The title was chosen because the attempt to curb purchases of cough syrup to prevent meth production is as spurious as the attempt to restrict gun purchases to prevent gun crime. The mentality hinges around punishing the INSTRUMENT, rather than the user of the instrument.
Ironically enough, these laws don't recognize the reason that meth came to be in the first place. Quite simply, meth was manufactured because of the "war on drugs".
You see, when we started bombing cocaine fields in Colombia, we began to restrict the supply of a popular drug in the United States pretty much since its inception. Our actions only served to increase the cost of the end product, and pretty soon crack became the popular street drug for the urbanized poor while wealthy drug users still had unlimited access to the product, albeit at an inflated cost.

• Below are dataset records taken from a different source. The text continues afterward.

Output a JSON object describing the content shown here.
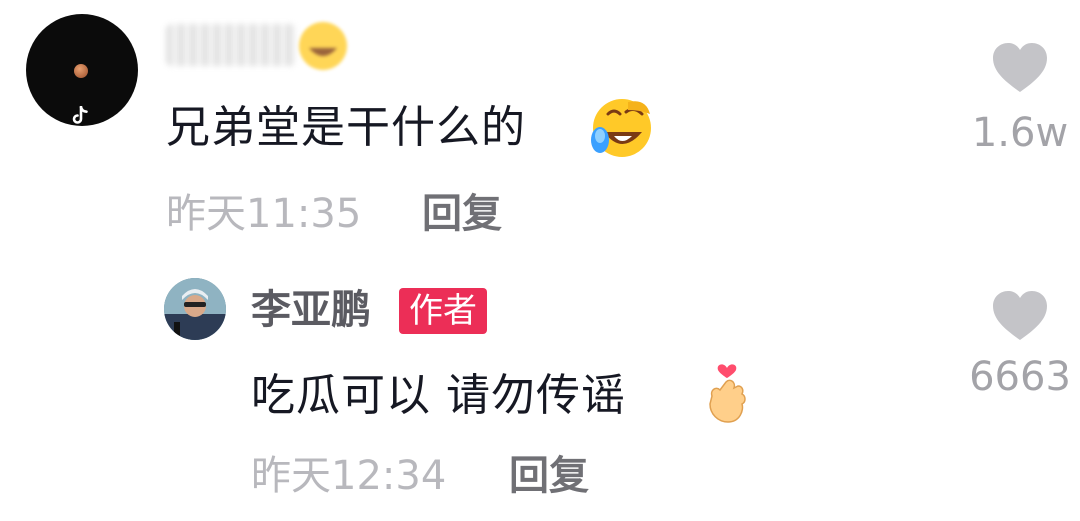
{
  "comment": {
    "text": "兄弟堂是干什么的",
    "time": "昨天11:35",
    "reply_label": "回复",
    "likes": "1.6w"
  },
  "reply": {
    "author": "李亚鹏",
    "badge": "作者",
    "text": "吃瓜可以 请勿传谣",
    "time": "昨天12:34",
    "reply_label": "回复",
    "likes": "6663"
  },
  "icons": {
    "comment_emoji": "laughing-crying-emoji-icon",
    "reply_emoji": "finger-heart-emoji-icon",
    "like": "heart-icon"
  },
  "colors": {
    "badge": "#ec2e57",
    "primary_text": "#161823",
    "secondary_text": "#b8b8bd",
    "like_icon": "#c4c4c8"
  }
}
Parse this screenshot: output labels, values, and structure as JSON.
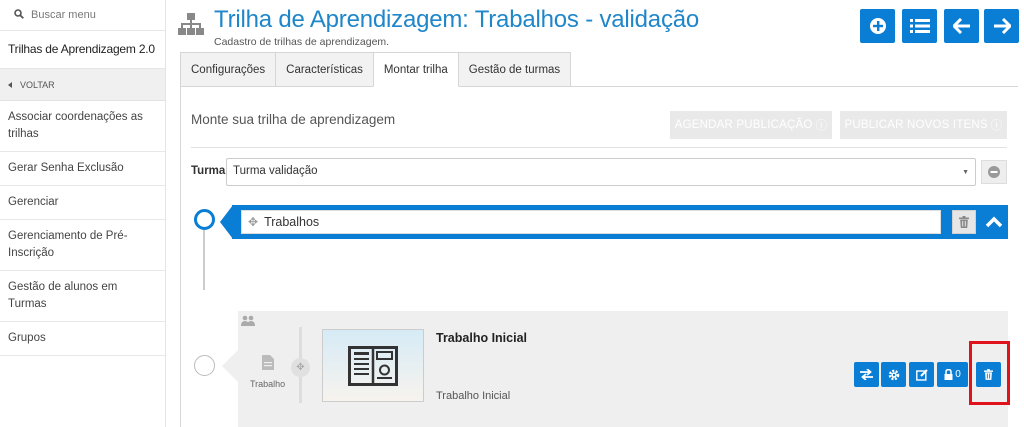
{
  "sidebar": {
    "search_placeholder": "Buscar menu",
    "app_title": "Trilhas de Aprendizagem 2.0",
    "back_label": "VOLTAR",
    "items": [
      {
        "label": "Associar coordenações as trilhas"
      },
      {
        "label": "Gerar Senha Exclusão"
      },
      {
        "label": "Gerenciar"
      },
      {
        "label": "Gerenciamento de Pré-Inscrição"
      },
      {
        "label": "Gestão de alunos em Turmas"
      },
      {
        "label": "Grupos"
      }
    ]
  },
  "header": {
    "title": "Trilha de Aprendizagem: Trabalhos - validação",
    "subtitle": "Cadastro de trilhas de aprendizagem."
  },
  "tabs": [
    {
      "label": "Configurações"
    },
    {
      "label": "Características"
    },
    {
      "label": "Montar trilha"
    },
    {
      "label": "Gestão de turmas"
    }
  ],
  "builder": {
    "section_title": "Monte sua trilha de aprendizagem",
    "schedule_button": "AGENDAR PUBLICAÇÃO",
    "publish_button": "PUBLICAR NOVOS ITENS",
    "turma_label": "Turma",
    "turma_value": "Turma validação",
    "step_name": "Trabalhos"
  },
  "item": {
    "type_label": "Trabalho",
    "title": "Trabalho Inicial",
    "description": "Trabalho Inicial",
    "lock_count": "0"
  },
  "colors": {
    "primary": "#0a7ed4",
    "title": "#1f86c9",
    "highlight": "#e0131c"
  }
}
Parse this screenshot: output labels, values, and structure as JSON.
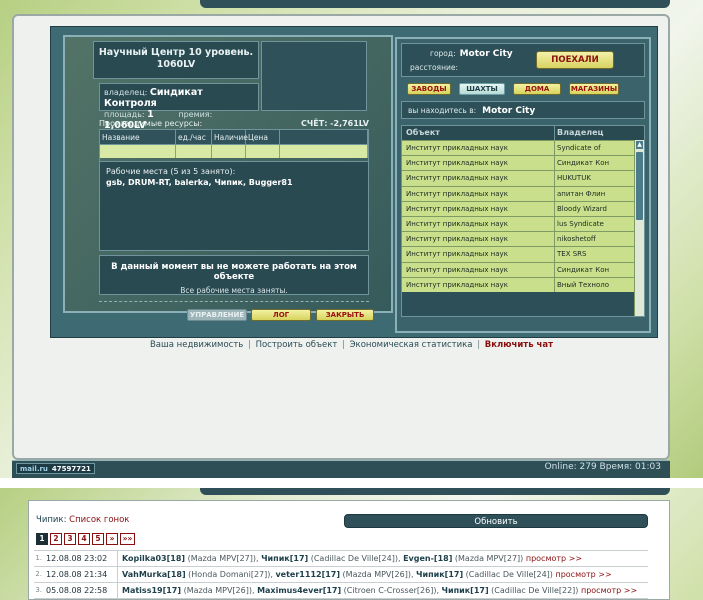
{
  "building": {
    "title_line1": "Научный Центр 10 уровень.",
    "title_line2": "1060LV",
    "owner_label": "владелец:",
    "owner_value": "Синдикат Контроля",
    "area_label": "площадь:",
    "area_value": "1",
    "rent_label": "премия:",
    "rent_value": "1,060LV",
    "resources_label": "Производимые ресурсы:",
    "score_label": "СЧЁТ: -2,761LV",
    "res_headers": [
      "Название",
      "ед./час",
      "Наличие",
      "Цена",
      ""
    ],
    "workplaces_label": "Рабочие места (5 из 5 занято):",
    "workers": "gsb, DRUM-RT, balerka, Чипик, Bugger81",
    "msg_line1": "В данный момент вы не можете работать на этом объекте",
    "msg_line2": "Все рабочие места заняты.",
    "buttons": {
      "manage": "УПРАВЛЕНИЕ",
      "log": "ЛОГ",
      "close": "ЗАКРЫТЬ"
    }
  },
  "city": {
    "city_label": "город:",
    "city_value": "Motor City",
    "distance_label": "расстояние:",
    "go_button": "ПОЕХАЛИ",
    "nav": [
      "ЗАВОДЫ",
      "ШАХТЫ",
      "ДОМА",
      "МАГАЗИНЫ"
    ],
    "here_label": "вы находитесь в:",
    "here_value": "Motor City",
    "list_headers": [
      "Объект",
      "Владелец"
    ],
    "objects": [
      {
        "name": "Институт прикладных наук",
        "owner": "Syndicate of"
      },
      {
        "name": "Институт прикладных наук",
        "owner": "Синдикат Кон"
      },
      {
        "name": "Институт прикладных наук",
        "owner": "HUKUTUK"
      },
      {
        "name": "Институт прикладных наук",
        "owner": "апитан Флин"
      },
      {
        "name": "Институт прикладных наук",
        "owner": "Bloody Wizard"
      },
      {
        "name": "Институт прикладных наук",
        "owner": "lus Syndicate"
      },
      {
        "name": "Институт прикладных наук",
        "owner": "nikoshetoff"
      },
      {
        "name": "Институт прикладных наук",
        "owner": "TEX SRS"
      },
      {
        "name": "Институт прикладных наук",
        "owner": "Синдикат Кон"
      },
      {
        "name": "Институт прикладных наук",
        "owner": "Вный Техноло"
      }
    ]
  },
  "footer": {
    "link1": "Ваша недвижимость",
    "link2": "Построить объект",
    "link3": "Экономическая статистика",
    "chat": "Включить чат",
    "sep": "|"
  },
  "status": {
    "logo": "mail.ru",
    "counter": "47597721",
    "online": "Online: 279  Время: 01:03"
  },
  "races": {
    "nick": "Чипик:",
    "title": "Список гонок",
    "refresh": "Обновить",
    "pages": [
      "1",
      "2",
      "3",
      "4",
      "5",
      "»",
      "»»"
    ],
    "rows": [
      {
        "idx": "1.",
        "date": "12.08.08 23:02",
        "p1": "Kopilka03[18]",
        "c1": " (Mazda MPV[27]), ",
        "p2": "Чипик[17]",
        "c2": " (Cadillac De Ville[24]), ",
        "p3": "Evgen-[18]",
        "c3": " (Mazda MPV[27]) ",
        "view": "просмотр >>"
      },
      {
        "idx": "2.",
        "date": "12.08.08 21:34",
        "p1": "VahMurka[18]",
        "c1": " (Honda Domani[27]), ",
        "p2": "veter1112[17]",
        "c2": " (Mazda MPV[26]), ",
        "p3": "Чипик[17]",
        "c3": " (Cadillac De Ville[24]) ",
        "view": "просмотр >>"
      },
      {
        "idx": "3.",
        "date": "05.08.08 22:58",
        "p1": "Matiss19[17]",
        "c1": " (Mazda MPV[26]), ",
        "p2": "Maximus4ever[17]",
        "c2": " (Citroen C-Crosser[26]), ",
        "p3": "Чипик[17]",
        "c3": " (Cadillac De Ville[22]) ",
        "view": "просмотр >>"
      }
    ]
  }
}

It's the simple law of supply and demand, echoed so often here in the past six months it hardly bears repeating in this article to make my point.
As the war on drugs escalated and we became better at inderdicting drugs as they came across the border, there was a pressing demand to manufacture a street drug to meet the needs of an increasingly addicted populace. Meth was the perfect answer. It could be manufactured quickly, cheaply, and with legal components, and with large rural areas in the United States, abandoned houses available for manufacture that were beyond the reach of law enforcement access within a reasonable response time made its manufacture the perfect solution. And the distribution network was already in place.
Now, I could extend the argument to press for the decriminalization of all hard drugs. But, as Libertarian as I am, I'm not entirely convinced that all drug usage falls into the "consensual crime" category, and I personally think some of our drug laws are not entirely without basis, they're just poorly thought out (punishment not fitting the crime, that sort of thing). But I digress.
If we restrict access to the items that are illicitly used to manufacture drugs, however, we will quickly find ourselves on a rather slippery slope. A surprisingly large number of common household products can be made into intoxicating agents by an enterprising chemist, and outlawing them all would be next to impossible. A more sensible solution lies in education, rather than legislation, and in dealing with the consequences of usage rather than the agents of manufacture.